Initiation - Epilog
Gate 67 of the Sylavor Spaceport was as busy as it had ever been; but that did not bother Damiel. This was a happy occasion, even if it was tainted with just a hint of sorrow.

"So, when will you pay us another visit?" said Father Tamoni, his usual good cheer sobered slightly by the impending separation.

"It could be another five years," said Damiel, "it could be another ten or fifteen or - I'm sorry." He noticed that Father Tamoni's hair was whiter than it had been on the day Marishison arrived. Where would either of them be in fifteen years?

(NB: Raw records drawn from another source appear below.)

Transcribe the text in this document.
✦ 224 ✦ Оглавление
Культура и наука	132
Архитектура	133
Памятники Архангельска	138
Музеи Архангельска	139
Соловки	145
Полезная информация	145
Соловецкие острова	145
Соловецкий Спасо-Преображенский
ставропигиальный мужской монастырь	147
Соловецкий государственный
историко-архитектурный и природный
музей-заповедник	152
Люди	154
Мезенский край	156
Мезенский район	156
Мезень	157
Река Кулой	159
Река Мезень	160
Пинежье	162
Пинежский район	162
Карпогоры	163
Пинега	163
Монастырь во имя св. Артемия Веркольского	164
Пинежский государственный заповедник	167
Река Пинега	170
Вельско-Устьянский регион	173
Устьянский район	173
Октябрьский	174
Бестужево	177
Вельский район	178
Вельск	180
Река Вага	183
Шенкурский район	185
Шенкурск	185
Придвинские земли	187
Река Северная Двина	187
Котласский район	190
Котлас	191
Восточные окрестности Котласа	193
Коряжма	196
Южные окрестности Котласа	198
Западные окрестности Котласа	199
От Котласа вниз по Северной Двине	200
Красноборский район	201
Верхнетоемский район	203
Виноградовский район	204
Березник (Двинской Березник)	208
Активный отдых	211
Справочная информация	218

How strange it was to sleep in nanostasis, to down diluted longevity drugs with every drink and meal, while his friends on his birth planet felt the weight of mortality with every passing year. "I'll try to make it soon," he added.

"And I'll make sure I'll still be around to greet you," said Tamoni. "That's so generous of them, letting you out on vacations every so often."

"They're very flexible," said Damiel. "There's always someone there to fill your shoes."

Over the past four weeks, he had told Tamoni everything he remembered. He had told him that Marishison's colony was devoted to helping the troubled, the disturbed, the bereaved. He had told him that the highly advanced Jobitarian colony gave gifts of technology freely to less developed worlds, to let them deal with famine and disease with their newfound wisdom. He had told him that they gave comfort to those who needed it most. He had told him of Skalisina, the kind-hearted Siberoo who gave children rides through the snow. He had told him of their united goal to make the galaxy a better place for ordinary sophonts. He has told him that he had at last found his true home, his true purpose, and would cherish it for the rest of his long life.

"If anyone of any clade can fill your shoes," said Tamoni, "we should invite him over for roast lamb."

"Save some for me," said Damiel.

The two priests firmly shook hands, then Damiel turned and strode down the docking bay to the shuttle - reluctantly at first, but with each step lighter than the last. It was so great to be heading for his true home!

After the starliner had passed through the first wormhole, Damiel sat pensively in his cabin for hours, pondering the many tasks ahead. Part of his job was to interview people from other colonies, to find out what they needed most in life. However, strangely enough, his memory was losing its grasp on what exactly they used to talk about. Even his biochip could only give vague answers. It was like trying to recall a dream. Perhaps it was the wormhole transition that was affecting some of his cognitive functions. Perhaps, when he finally got home, he would ask advice from Marishison and Skalisina - or was it Skalisaka? Skarosak? Heavens above, he thought, I must be having a bad reaction if I can't even recall my friend's name!

After the second wormhole, the starliner docked at a strange, sparsely inhabited space station like a giant cactus. As scheduled, he exited the liner shortly before it departed, and boarded a smaller cruiser like a bejewelled cathedral. He met no passengers on board, only the functionally friendly voice of the controlling AI that guided him into the ship's hibernation womb. His final thoughts before oblivion had him wondering what Skalosak was going to teach him next about criminal psychology, and whether that strange transapient that lived inside the nearby moon was going to tell one more of her baffling riddles.

After the third wormhole, Damiel woke up screaming. He remembered everything.

Please remain calm, the ship's AI reassured him. It will all make sense to you again. Please relax your mind as I upload and analyze the memories of your vacation.

As the smooth black planet grew on the hibernation unit's monitor, Damiel found that the AI's advice was working. He did remain calm, and it all was making sense again. Yes, this was his true home. This was his true calling. To save the penitent and condemn the wicked. He was taking part in the balance of the universe. He was order. He was goodness. He was the Lamb of Justice.

Somewhere in the back of his mind, a tiny voice screamed and cursed. He brushed it aside like a gnat.

There was so much to do here. So much to catch up on. So much he had forgotten. He loved his apartment. He loved his view of the cave chamber. He loved his neighbours. He loved his crew. He loved Marishison. He loved Skalosak.

And most of all, Damiel loved the Queen of Pain.